Tarpabaps were upset. They had a strong majority in the army, and considered erupting a civil war against the ruling but largely weaponless Pabaps in the city center. But they still had a strong cultural taboo against killing small people, and Pabaps were still very small compared to Tarpabaps as there had been almost no intermarriage. In fact, they had become slightly smaller over time since the ones marrying out tended to be taller than average, and because of a small amount of blending with the Andanese. Average adult male Pabaps were about chest-high compared to the Tarpabaps, about the same size as an average Tarpabap 9-year-old. This is the main reason why Tarpabaps were so overrepresented in the army to begin with. For the time being, the Tarpabaps worked out an agreement not to seek power in Paba even by nonviolent means so long as the Pabaps would pay them money to fix their economy and also let the Tarpabaps open holes in the naval shield so they could carry on independent trade without relying on the Pabap ships.

Still, the Pabaps realized that they had a problem with their army. Their standing army was now almost entirely non-Pabaps: it was about 80% Tarpabaps, and the rest mostly Andanese. There were actually far more Pabaps living over the border in Subumpam now than in Paba itself, but those Pabaps were increasingly loyal to Subumpam rather than Paba, despite maintaining their religion. They contemplated the radical idea of dissolving their army, becoming entirely undefended on land, even though they knew that the last country that had voted to dissolve its army (1950's Subumpam) was immediately invaded and conquered for more than a hundred years. They figured that this could work if they could find a trustworthy nation to defend them, in return for an alliance at sea. But Pabaps did not want to submit to Nama, as they had survived several disastrous wars that Nama fought in right on their borders without themselves suffering any significant damage. They also contemplated ending themselves altogether by marrying into Tarpabap families and essentially handing over their power. But this would put them at odds with the many Pabap minorities that had settled other nations, and at risk of losing the alliance with Nama.

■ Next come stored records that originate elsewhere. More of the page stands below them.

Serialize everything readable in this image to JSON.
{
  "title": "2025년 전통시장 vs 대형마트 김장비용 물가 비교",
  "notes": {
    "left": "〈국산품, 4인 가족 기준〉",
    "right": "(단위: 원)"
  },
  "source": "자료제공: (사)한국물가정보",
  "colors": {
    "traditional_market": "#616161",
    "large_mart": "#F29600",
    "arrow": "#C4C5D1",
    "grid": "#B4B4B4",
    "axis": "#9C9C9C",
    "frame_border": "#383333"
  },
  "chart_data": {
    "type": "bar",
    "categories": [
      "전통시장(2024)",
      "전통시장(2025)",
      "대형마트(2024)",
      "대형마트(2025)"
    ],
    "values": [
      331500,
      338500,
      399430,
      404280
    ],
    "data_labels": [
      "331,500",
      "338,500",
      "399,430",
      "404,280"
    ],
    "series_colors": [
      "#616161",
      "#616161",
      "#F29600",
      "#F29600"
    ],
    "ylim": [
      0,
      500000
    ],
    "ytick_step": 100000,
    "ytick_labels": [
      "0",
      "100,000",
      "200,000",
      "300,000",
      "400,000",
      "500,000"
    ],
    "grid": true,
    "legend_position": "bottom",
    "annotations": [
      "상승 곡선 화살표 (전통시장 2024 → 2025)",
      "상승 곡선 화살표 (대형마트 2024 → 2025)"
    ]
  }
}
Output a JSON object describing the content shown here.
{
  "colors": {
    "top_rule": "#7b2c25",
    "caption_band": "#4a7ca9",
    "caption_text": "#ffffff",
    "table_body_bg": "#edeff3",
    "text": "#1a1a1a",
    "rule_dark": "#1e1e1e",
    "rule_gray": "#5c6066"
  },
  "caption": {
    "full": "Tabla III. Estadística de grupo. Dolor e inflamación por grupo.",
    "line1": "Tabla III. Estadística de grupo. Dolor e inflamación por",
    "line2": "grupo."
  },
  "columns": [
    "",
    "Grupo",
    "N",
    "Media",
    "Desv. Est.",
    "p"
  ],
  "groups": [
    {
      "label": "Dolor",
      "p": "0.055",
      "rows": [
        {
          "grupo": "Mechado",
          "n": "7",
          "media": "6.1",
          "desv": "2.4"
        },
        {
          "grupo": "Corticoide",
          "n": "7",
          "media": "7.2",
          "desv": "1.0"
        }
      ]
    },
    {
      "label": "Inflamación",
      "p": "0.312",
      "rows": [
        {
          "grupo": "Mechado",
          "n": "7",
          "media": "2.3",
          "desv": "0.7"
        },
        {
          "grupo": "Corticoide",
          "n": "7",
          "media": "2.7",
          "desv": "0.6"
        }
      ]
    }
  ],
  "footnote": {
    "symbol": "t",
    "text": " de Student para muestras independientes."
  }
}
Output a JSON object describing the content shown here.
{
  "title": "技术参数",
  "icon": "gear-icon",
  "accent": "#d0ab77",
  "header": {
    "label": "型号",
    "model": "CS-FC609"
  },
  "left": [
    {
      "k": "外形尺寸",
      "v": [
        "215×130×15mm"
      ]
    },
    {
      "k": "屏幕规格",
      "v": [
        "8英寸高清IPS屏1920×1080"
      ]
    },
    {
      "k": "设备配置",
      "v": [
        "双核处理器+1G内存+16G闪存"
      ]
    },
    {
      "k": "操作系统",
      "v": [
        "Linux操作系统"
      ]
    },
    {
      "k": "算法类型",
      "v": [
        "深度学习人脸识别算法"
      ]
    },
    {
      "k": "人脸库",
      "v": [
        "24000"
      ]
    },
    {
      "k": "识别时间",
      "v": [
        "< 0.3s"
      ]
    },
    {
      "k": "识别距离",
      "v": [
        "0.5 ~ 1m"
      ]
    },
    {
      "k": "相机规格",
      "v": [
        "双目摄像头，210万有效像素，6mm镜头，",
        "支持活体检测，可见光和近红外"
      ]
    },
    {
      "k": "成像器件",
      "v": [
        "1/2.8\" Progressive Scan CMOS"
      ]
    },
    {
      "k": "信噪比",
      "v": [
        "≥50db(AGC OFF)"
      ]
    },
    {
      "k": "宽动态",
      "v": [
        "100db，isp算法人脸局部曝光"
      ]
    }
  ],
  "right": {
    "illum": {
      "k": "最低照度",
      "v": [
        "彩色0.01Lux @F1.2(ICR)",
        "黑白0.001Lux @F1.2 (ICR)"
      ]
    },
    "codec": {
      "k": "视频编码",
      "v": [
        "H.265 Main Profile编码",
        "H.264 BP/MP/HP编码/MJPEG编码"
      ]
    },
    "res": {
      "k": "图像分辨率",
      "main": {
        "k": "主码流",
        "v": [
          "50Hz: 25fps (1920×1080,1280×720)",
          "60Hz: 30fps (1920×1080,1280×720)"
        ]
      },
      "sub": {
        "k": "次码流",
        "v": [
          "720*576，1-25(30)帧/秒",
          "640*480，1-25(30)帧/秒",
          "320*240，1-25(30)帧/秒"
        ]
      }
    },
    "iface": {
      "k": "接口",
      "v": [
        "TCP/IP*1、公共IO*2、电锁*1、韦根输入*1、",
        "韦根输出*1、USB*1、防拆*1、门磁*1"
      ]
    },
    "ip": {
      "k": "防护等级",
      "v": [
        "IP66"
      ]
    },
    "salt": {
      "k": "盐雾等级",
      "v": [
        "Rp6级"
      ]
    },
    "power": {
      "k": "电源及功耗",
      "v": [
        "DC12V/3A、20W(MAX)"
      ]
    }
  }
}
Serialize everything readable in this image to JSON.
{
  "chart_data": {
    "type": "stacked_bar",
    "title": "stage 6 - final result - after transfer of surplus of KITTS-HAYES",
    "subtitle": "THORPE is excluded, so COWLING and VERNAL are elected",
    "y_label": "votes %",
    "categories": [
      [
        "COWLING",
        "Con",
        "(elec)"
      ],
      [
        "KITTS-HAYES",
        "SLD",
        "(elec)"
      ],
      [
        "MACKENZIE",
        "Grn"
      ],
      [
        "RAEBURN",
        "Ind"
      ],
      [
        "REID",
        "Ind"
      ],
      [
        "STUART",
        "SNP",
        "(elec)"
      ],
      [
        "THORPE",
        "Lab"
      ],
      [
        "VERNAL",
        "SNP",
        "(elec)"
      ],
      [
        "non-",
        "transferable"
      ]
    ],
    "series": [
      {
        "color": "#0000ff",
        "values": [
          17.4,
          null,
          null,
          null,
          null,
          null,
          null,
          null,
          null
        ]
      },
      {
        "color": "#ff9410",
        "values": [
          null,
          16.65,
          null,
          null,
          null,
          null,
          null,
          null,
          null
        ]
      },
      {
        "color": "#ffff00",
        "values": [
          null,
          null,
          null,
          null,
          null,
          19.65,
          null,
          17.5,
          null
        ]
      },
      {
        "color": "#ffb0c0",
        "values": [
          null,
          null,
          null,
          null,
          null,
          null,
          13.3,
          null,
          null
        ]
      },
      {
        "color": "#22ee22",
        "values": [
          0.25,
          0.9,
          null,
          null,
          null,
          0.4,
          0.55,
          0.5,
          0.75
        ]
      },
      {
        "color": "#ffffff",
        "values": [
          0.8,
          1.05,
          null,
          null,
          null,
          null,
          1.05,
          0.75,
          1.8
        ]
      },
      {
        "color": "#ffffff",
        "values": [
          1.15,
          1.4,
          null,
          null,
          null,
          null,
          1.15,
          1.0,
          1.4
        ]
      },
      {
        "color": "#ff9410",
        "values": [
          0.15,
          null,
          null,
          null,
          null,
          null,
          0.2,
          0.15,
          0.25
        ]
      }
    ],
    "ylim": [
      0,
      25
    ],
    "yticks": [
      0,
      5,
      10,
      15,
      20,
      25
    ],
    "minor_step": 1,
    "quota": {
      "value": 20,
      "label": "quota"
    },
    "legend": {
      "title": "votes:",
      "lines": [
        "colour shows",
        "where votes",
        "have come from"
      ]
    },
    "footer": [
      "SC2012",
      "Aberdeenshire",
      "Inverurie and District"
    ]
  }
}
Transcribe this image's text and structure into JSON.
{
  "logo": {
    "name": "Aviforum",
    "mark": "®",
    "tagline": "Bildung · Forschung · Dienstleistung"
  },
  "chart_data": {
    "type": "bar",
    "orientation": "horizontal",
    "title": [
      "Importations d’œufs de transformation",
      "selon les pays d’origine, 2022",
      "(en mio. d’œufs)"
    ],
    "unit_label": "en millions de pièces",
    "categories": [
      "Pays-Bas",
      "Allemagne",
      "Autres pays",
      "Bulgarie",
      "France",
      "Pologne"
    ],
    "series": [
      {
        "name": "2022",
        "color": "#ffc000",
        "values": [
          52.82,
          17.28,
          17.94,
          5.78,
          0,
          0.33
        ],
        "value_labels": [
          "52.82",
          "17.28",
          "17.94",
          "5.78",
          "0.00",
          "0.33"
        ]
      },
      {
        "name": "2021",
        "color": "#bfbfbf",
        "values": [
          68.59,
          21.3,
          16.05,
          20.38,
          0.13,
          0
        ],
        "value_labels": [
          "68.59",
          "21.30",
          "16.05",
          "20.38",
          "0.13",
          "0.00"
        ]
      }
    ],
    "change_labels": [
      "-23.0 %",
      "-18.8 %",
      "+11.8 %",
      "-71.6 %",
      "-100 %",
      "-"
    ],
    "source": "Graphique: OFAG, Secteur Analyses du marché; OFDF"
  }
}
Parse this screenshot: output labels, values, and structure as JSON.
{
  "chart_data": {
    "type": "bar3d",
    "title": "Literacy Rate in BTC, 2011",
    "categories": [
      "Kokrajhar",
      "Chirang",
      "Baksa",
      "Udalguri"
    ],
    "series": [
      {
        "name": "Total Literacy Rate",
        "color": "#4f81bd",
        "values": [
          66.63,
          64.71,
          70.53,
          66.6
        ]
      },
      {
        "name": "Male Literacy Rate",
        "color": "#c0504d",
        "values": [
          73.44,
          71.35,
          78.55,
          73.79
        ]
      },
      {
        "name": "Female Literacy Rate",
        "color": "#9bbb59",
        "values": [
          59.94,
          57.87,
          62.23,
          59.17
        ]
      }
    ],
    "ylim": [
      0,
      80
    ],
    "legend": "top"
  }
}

Even the Tarpabaps realized this, and had long preferred the face of their diplomats to be Pabaps. They also contemplated splitting the army into sections corresponding to each geographical area of Paba. Previously, they had deliberately blended everyone together so that there would be no possibility of religious or sectional infighting in their army. This had always worked well. The city of Paba was located in the state of Yakīs, for example, and if Yakīs had its own army, there would be no possibility of Yakīsian Pabaps being attacked by foreigners serving in their army. They could then dwindle the proportions of the non-Pabap areas of their state without significant objections from those areas. But they did not want to disrupt a system that seemed for the time being to do well. And so the Pabaps held off on making any changes to their army, while publically telling their soldiers that they would in the future try to bring more Pabaps into the army, and more Tarpabaps into the navy, and might decide to split the army along geographical lines.

Notes

  1. Technically "2412 + 6z".
  2. Their modern names are Džaptampa, Šem, and Pabumba in Poswa (their present-day official language) and Paptansa, Em, and Pabuma in Pabappa.